Families are now again wondering: Are their kids’ schools about to close down for the umpteenth time — after reopening just last Monday? And what does it depend on?
Out of some 850 schools that opened the first week, 19 schools had closed for various periods by Friday — plus one Staten Island school that was shuttered before it even opened.
And the governor has been imposing new restrictions, as COVID cases and hospitalizations climb. Back in July, Cuomo set an arbitrary 9 percent positivity-rate threshold for closing schools statewide. Tuesday, Mayor de Blasio said he believes that rule is still in effect. So if COVID trends continue, new school closures may be on tap.
Yet the gov has recently stressed the importance of keeping kids in school: Amid COVID, he wrote, “the safest place” to be is in school. So, will he change or scrap his 9 percent number? Alas, his aides haven’t responded to questions about that.
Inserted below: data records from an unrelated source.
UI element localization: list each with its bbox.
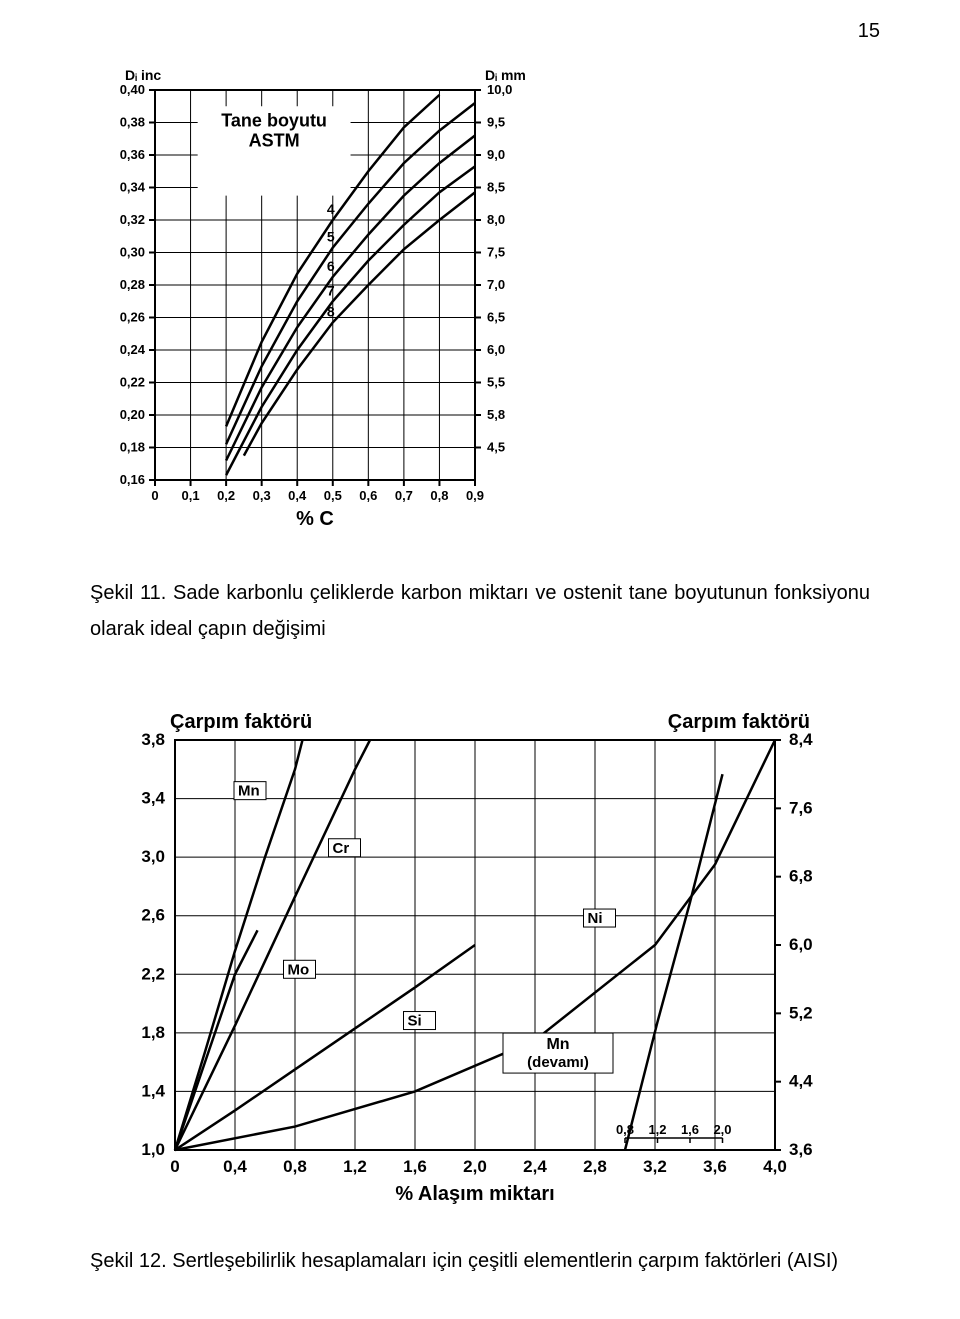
svg-text:Çarpım faktörü: Çarpım faktörü [668, 711, 810, 733]
svg-text:7: 7 [327, 282, 335, 298]
svg-text:5,2: 5,2 [789, 1003, 813, 1022]
svg-text:(devamı): (devamı) [527, 1054, 589, 1071]
svg-text:1,0: 1,0 [141, 1140, 165, 1159]
svg-text:Tane boyutu: Tane boyutu [221, 110, 327, 130]
svg-text:0,36: 0,36 [120, 147, 145, 162]
svg-text:0: 0 [151, 488, 158, 503]
svg-text:4: 4 [327, 201, 335, 217]
svg-text:9,5: 9,5 [487, 115, 505, 130]
svg-text:1,2: 1,2 [343, 1157, 367, 1176]
svg-text:0,8: 0,8 [283, 1157, 307, 1176]
svg-text:2,4: 2,4 [523, 1157, 547, 1176]
svg-text:8,5: 8,5 [487, 180, 505, 195]
svg-text:6,0: 6,0 [789, 935, 813, 954]
page: 15 0,400,380,360,340,320,300,280,260,240… [0, 0, 960, 1319]
svg-text:Çarpım faktörü: Çarpım faktörü [170, 711, 312, 733]
svg-text:7,0: 7,0 [487, 277, 505, 292]
svg-text:2,2: 2,2 [141, 964, 165, 983]
svg-text:0,1: 0,1 [182, 488, 200, 503]
svg-text:Cr: Cr [333, 840, 350, 857]
svg-text:3,0: 3,0 [141, 847, 165, 866]
svg-text:4,4: 4,4 [789, 1072, 813, 1091]
svg-text:1,6: 1,6 [403, 1157, 427, 1176]
svg-text:2,0: 2,0 [463, 1157, 487, 1176]
svg-text:6,8: 6,8 [789, 867, 813, 886]
svg-text:3,8: 3,8 [141, 730, 165, 749]
svg-text:3,6: 3,6 [703, 1157, 727, 1176]
svg-text:0,22: 0,22 [120, 375, 145, 390]
svg-text:0,30: 0,30 [120, 245, 145, 260]
svg-text:4,0: 4,0 [763, 1157, 787, 1176]
svg-text:0: 0 [170, 1157, 179, 1176]
chart2-svg: 3,83,43,02,62,21,81,41,08,47,66,86,05,24… [100, 700, 860, 1220]
svg-text:0,24: 0,24 [120, 342, 146, 357]
svg-text:4,5: 4,5 [487, 440, 505, 455]
svg-text:10,0: 10,0 [487, 82, 512, 97]
svg-text:0,40: 0,40 [120, 82, 145, 97]
svg-text:0,2: 0,2 [217, 488, 235, 503]
svg-text:Dᵢ mm: Dᵢ mm [485, 67, 526, 83]
svg-text:1,6: 1,6 [681, 1122, 699, 1137]
svg-text:0,9: 0,9 [466, 488, 484, 503]
svg-text:7,6: 7,6 [789, 798, 813, 817]
svg-text:1,8: 1,8 [141, 1023, 165, 1042]
svg-text:0,8: 0,8 [430, 488, 448, 503]
svg-text:0,32: 0,32 [120, 212, 145, 227]
svg-text:6,5: 6,5 [487, 310, 505, 325]
svg-text:1,4: 1,4 [141, 1081, 165, 1100]
chart2-container: 3,83,43,02,62,21,81,41,08,47,66,86,05,24… [100, 700, 860, 1220]
svg-text:6: 6 [327, 258, 335, 274]
svg-text:ASTM: ASTM [249, 130, 300, 150]
svg-text:0,16: 0,16 [120, 472, 145, 487]
svg-text:0,6: 0,6 [359, 488, 377, 503]
svg-text:0,4: 0,4 [288, 488, 307, 503]
svg-text:0,7: 0,7 [395, 488, 413, 503]
svg-text:Si: Si [408, 1013, 422, 1030]
svg-text:5,8: 5,8 [487, 407, 505, 422]
page-number: 15 [858, 20, 880, 43]
svg-text:5: 5 [327, 229, 335, 245]
svg-text:8,0: 8,0 [487, 212, 505, 227]
svg-text:Mn: Mn [238, 783, 260, 800]
svg-text:3,2: 3,2 [643, 1157, 667, 1176]
svg-text:6,0: 6,0 [487, 342, 505, 357]
svg-text:0,28: 0,28 [120, 277, 145, 292]
svg-text:0,26: 0,26 [120, 310, 145, 325]
svg-text:3,4: 3,4 [141, 789, 165, 808]
svg-text:Ni: Ni [588, 910, 603, 927]
svg-text:7,5: 7,5 [487, 245, 505, 260]
svg-text:0,20: 0,20 [120, 407, 145, 422]
caption-figure-11: Şekil 11. Sade karbonlu çeliklerde karbo… [90, 575, 870, 647]
svg-text:% C: % C [296, 508, 334, 530]
svg-text:3,6: 3,6 [789, 1140, 813, 1159]
chart1-svg: 0,400,380,360,340,320,300,280,260,240,22… [90, 60, 550, 540]
svg-text:0,5: 0,5 [324, 488, 342, 503]
svg-text:Mn: Mn [546, 1036, 569, 1053]
svg-text:0,18: 0,18 [120, 440, 145, 455]
chart1-container: 0,400,380,360,340,320,300,280,260,240,22… [90, 60, 590, 560]
svg-text:2,0: 2,0 [713, 1122, 731, 1137]
caption-figure-12: Şekil 12. Sertleşebilirlik hesaplamaları… [90, 1245, 870, 1277]
svg-text:Dᵢ inc: Dᵢ inc [125, 67, 161, 83]
svg-text:Mo: Mo [288, 961, 310, 978]
svg-text:0,3: 0,3 [253, 488, 271, 503]
svg-text:5,5: 5,5 [487, 375, 505, 390]
svg-text:1,2: 1,2 [648, 1122, 666, 1137]
svg-text:2,8: 2,8 [583, 1157, 607, 1176]
svg-text:0,38: 0,38 [120, 115, 145, 130]
svg-text:2,6: 2,6 [141, 906, 165, 925]
svg-text:0,4: 0,4 [223, 1157, 247, 1176]
svg-text:8: 8 [327, 303, 335, 319]
svg-text:0,34: 0,34 [120, 180, 146, 195]
svg-text:% Alaşım miktarı: % Alaşım miktarı [395, 1183, 554, 1205]
svg-text:9,0: 9,0 [487, 147, 505, 162]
Meanwhile, de Blasio vowed to open schools by early September. Then he folded in the face of a teachers-union strike threat, repeatedly pushing off the start, until he finally opened them in October — after cutting a deal with the union that included a closure threshold of 3 percent.
The uproar when he closed schools again on that basis led him to quickly reverse himself again, letting some schools reopen. Following all this?
Then there’s the game with the definition of “in-person” learning:
“It’s called [an] in-person program,” but kids “sit in front of laptops”; there’s no in-person instruction, fumes mom Halina Kosiorowska, whose third-grader attends PS 71 in Queens. Often teachers aren’t even present; kids basically spend “hours in front of the iPad in a school building.”
Online instruction isn’t improved just because kids are in a classroom. They need live, in-person interaction with teachers.